Editorial 

The Guardian view on Oasis and sibling rivalry: a variation on an ancient theme

Editorial: The Gallagher brothers might have taken their feuding to extremes, but it is nothing new
  
  

Noel (left) and Liam Gallagher at Wembley Stadium in 2008.
Noel (left) and Liam Gallagher at Wembley Stadium in 2008. ‘Not everyone loves Oasis, but most people enjoy a sibling feud.’ Photograph: Zak Hussein/PA

News of the reunion of Liam and Noel Gallagher next year for their first Oasis gigs since the band’s dramatic breakup 16 years ago has brightened up the dog days of summer for more than just diehard fans. Not everyone loves Oasis, but most people enjoy a sibling feud. The Gallagher brothers went about it with such unbridled fury that the pleasure of seeing them back together on stage will doubtless be enhanced by studying their body language for clues as to how long the reconciliation will last.

Though the music world has supplied more than its share of fraternal fallouts over the decades – from the Everly Brothers to the Kinks’ Ray and Dave Davies and the three Gibbs of the Bee Gees – it is not uniquely blessed. Football had Jack and Bobby Charlton, politics has the Miliband brothers. Consanguinity and ambition are a flammable combination. Add fame to the mix and it burns even more intensely.

Nor is it just about brothers. The enmity between the Hollywood sisters Olivia de Havilland and Joan Fontaine was spotlit again in 2018 when, at the age of 101, De Havilland fought a lawsuit over a TV documentary that alleged she referred to her sister as a “bitch”. Her dispute was not with the sentiment but with the language attributed to her. From Gone with the Wind onwards, her brand advantage was always to be the demure one of the duo.

A career-long resentment also smouldered between two of the 20th-century’s literary dames, AS Byatt and Margaret Drabble, about which Drabble, the younger of the two, has taken a philosophical view in later life, saying: “I think it is so normal for an elder sister to resent the younger one. It’s just unfortunate that we were interested in the same things.”

It did not help that Byatt chose to centre her second novel, The Game, on rivalrous sisters. She later apologised. But she could justifiably argue that she was merely tapping into a theme that has fascinated readers for as long as there has been literature to read.

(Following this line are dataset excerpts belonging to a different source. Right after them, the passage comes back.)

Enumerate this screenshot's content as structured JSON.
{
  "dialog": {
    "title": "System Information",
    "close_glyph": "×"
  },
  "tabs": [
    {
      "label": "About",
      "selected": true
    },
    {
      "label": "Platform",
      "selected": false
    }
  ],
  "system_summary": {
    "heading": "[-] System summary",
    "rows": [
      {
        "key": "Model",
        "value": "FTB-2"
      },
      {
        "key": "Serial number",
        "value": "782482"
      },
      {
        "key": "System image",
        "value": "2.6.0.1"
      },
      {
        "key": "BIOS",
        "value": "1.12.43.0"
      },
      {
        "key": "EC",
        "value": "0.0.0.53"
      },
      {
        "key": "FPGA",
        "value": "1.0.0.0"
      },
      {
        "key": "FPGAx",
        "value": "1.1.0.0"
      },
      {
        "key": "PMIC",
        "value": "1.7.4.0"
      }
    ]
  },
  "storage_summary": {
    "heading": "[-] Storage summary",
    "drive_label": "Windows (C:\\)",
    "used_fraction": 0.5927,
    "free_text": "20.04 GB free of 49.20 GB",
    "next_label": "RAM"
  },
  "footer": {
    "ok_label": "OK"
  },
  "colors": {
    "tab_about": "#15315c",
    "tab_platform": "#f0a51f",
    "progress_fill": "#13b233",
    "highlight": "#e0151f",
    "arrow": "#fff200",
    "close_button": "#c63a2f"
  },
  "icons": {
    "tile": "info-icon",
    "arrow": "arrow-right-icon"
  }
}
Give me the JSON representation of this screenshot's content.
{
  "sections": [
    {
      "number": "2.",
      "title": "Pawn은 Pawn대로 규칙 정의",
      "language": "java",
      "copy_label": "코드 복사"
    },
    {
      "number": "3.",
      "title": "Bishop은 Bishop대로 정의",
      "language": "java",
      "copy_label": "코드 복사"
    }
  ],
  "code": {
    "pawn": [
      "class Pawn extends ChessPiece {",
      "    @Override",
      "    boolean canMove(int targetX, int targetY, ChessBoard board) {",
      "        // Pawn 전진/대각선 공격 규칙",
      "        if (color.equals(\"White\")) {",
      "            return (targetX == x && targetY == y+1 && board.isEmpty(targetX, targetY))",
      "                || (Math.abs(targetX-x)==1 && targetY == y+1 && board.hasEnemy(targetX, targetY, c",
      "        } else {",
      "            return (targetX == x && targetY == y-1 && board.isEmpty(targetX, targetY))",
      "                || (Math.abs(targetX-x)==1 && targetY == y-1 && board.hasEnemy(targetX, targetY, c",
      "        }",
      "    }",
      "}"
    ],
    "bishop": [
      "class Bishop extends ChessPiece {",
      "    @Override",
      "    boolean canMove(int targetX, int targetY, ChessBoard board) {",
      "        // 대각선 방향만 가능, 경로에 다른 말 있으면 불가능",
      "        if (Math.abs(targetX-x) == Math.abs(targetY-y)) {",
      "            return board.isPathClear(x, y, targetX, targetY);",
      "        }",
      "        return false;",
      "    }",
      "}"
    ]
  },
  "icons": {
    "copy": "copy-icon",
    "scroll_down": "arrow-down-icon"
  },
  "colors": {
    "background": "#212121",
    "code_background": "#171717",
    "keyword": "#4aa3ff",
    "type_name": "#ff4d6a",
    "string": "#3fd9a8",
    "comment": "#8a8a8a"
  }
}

From Cain and Abel to Martha and Mary and the Parable of the Prodigal Son, the Bible is full of stories that not only show sibling competition in action but demonstrate very good reasons for its existence, in stories of perceived injustice that have become part of the psychological landscape. Saint Augustine could be credited as one of the early analysts of this condition when he wrote of a baby he had observed: “He could not yet speak and, pale with jealousy and bitterness, glared at his brother sharing his mother’s milk. Who is unaware of this fact of experience?”

Given such cultural baggage, perhaps the surprising thing about Oasis is not that the Gallagher brothers are reuniting, but that they ever managed to create anything of value together in the first place. However, like the Everly Brothers or the Kinks before them, they did. Both have since moved on to solo careers.

Their reunion may be a cynical attempt to cash in on former glories. They are not promising to produce any new music. But fortysomethings and fiftysomethings attending next year’s performances will not worry about that, presented with the opportunity to sing along to anthems that defined the musical landscape of their youth. Whether the return of Oasis will sink or fly will depend on whether the brothers can live up to the precocious wisdom of their own lyric: “Don’t look back in anger … At least not today.”